Meredith Lamont: I’ve been so fortunate to work for some of the most iconic names in retail over the past 20 years, and that is where I honed my skill of analyzing key consumer trends, identifying strategies, and identifying opportunities for expansion and launching new businesses.

SJ: What drew you to Parachute?

ML: I had the good fortune of working with Parachute for three years as a strategic advisor as a consultant before coming in-house. Through that experience, I had the opportunity to fall in love with the culture of the team—they’re incredibly creative and entrepreneurial.

Related Stories

SJ: Why is it important for home goods companies to offer an omni-channel shopping experience?

ML: Though Parachute is a digitally native brand, we always had goal of expanding into (brick-and-mortar) retail. And a lot of that came from when we talk to the customer and we hear the importance of touch and feel. We do a great job of presenting through imagery and the detail of our copy, but there’s nothing like that hands-on approach.

SJ: Why is customer engagement so important in the home goods category?

ML: When I think about the modern consumer, they obviously want a quality product, but at the same time they want to understand a brand’s values and how that aligns with their values. And they’re making choices when they spend, not only on the product but on the brand itself.

Parachute's recent Bluff Collection took the company into new furniture categories.
Parachute’s recent Bluff Collection took the company into new furniture categories. Courtesy

Customers also want to hear about sustainability, inclusivity, representation, and the story of the craftsmanship.

SJ: What are some of the things you’ll be working on in terms of the company’s retail expansion?

ML: My immediate priority is around category expansion and taking that Parachute aesthetic from the intimate spaces in the home to the more communal spaces and broadening that category reach to all rooms of the home. With our retail expansion, it’s about meeting customers where they are. We just opened our 13th store this month in Pasadena, and we have plans to double that footprint by year-end.

SJ: You’ve worked in both apparel and home goods—why does the home industry appeal to you so much?

ML: The home furnishings sector is so unique in that the emotional connection with the customer often aligns with a major milestone in their life.
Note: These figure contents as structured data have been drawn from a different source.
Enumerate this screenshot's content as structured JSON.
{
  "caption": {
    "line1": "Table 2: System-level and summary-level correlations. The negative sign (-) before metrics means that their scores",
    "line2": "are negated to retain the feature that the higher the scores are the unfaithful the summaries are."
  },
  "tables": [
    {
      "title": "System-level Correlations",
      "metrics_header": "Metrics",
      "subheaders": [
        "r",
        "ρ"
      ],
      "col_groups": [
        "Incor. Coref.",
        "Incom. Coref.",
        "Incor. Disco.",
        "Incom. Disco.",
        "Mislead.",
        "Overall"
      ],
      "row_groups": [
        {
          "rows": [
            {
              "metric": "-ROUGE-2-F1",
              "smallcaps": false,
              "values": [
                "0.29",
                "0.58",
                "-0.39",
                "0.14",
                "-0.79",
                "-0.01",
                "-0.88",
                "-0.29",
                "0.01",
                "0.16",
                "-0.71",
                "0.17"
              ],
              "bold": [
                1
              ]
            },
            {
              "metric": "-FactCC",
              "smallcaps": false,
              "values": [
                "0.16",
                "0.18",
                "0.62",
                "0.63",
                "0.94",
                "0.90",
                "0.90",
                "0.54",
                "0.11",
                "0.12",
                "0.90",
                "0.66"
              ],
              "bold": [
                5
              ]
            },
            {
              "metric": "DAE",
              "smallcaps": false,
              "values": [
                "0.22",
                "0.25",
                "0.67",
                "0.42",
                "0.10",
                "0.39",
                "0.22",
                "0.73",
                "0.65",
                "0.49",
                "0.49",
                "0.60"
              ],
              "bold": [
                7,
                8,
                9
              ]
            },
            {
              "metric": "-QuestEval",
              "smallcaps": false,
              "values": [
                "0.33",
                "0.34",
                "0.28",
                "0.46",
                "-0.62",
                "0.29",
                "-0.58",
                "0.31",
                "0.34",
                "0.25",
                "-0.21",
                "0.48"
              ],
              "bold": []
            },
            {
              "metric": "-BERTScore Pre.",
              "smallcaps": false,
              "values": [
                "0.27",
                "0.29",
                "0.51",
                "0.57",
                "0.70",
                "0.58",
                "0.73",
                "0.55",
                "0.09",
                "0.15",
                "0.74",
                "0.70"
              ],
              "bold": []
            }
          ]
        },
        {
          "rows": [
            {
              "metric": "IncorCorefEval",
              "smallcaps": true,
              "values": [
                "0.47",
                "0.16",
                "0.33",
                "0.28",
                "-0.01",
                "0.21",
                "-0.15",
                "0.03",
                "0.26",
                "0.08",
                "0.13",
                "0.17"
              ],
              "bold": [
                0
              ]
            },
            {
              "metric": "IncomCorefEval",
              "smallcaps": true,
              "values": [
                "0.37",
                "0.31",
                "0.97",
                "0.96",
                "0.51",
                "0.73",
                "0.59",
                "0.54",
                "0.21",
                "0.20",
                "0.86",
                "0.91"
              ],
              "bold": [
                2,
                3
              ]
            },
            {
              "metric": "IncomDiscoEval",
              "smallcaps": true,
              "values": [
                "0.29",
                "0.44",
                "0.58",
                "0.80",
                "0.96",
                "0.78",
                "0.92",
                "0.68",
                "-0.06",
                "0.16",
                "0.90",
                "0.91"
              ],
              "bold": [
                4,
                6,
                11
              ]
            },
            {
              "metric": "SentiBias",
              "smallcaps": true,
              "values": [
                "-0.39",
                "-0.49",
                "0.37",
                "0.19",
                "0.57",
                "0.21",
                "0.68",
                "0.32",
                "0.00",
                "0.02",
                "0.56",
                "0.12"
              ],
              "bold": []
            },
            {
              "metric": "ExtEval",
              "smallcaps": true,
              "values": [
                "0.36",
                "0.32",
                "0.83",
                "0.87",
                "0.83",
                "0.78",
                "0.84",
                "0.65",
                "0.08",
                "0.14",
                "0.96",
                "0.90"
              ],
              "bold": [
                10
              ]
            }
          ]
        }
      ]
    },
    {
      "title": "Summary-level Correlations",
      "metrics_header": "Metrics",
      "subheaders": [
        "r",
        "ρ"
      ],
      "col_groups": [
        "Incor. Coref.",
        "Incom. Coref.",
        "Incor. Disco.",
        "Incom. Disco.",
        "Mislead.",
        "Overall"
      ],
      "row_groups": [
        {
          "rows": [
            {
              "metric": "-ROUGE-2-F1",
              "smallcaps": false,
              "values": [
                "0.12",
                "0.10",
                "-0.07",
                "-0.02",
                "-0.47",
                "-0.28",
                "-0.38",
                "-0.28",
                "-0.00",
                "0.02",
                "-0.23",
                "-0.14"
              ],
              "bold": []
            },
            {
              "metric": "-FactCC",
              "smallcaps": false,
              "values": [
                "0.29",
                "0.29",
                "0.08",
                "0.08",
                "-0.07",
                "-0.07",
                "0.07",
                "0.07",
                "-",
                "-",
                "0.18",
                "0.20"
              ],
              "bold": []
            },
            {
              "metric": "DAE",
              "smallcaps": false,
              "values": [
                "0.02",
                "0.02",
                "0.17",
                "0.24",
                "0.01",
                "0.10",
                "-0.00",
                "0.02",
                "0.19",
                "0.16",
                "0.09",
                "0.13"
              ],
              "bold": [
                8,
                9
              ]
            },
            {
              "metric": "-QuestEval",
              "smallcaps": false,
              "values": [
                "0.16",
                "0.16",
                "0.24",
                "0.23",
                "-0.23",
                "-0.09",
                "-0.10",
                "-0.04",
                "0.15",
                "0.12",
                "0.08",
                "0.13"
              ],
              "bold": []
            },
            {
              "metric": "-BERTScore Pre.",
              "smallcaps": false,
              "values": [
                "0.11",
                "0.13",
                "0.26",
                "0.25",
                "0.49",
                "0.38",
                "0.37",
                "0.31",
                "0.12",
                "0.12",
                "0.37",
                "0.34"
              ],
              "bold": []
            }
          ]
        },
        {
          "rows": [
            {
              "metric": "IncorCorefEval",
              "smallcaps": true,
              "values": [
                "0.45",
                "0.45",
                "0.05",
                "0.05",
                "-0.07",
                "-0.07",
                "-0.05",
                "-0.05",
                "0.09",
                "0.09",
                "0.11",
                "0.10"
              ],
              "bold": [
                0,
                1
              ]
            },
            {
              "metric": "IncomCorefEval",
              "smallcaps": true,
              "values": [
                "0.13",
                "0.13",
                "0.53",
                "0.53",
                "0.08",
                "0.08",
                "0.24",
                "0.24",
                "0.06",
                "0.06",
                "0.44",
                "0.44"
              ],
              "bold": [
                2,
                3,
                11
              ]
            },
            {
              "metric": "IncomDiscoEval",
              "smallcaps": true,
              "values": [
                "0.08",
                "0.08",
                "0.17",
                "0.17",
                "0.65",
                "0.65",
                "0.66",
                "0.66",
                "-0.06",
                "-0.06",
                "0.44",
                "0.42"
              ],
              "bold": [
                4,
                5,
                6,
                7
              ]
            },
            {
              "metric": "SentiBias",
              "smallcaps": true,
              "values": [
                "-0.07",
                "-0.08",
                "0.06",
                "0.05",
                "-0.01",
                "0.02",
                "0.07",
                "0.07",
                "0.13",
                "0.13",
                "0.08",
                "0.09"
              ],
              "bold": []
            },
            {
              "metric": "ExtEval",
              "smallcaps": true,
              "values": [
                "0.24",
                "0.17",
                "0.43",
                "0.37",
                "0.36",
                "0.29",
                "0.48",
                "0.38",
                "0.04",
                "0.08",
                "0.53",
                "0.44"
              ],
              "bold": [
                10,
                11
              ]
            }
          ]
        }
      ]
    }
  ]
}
It may be that you’re moving to a new city or the first time you’re living on your own, or maybe you’re moving in with a partner for the first time or setting up a nursery—these are all monumental events in our customers’ journey. I take that so seriously, being a part of the customer’s memories and making sure the customer service is there and that the product is something that’s going to last and be there with them after these milestone moments.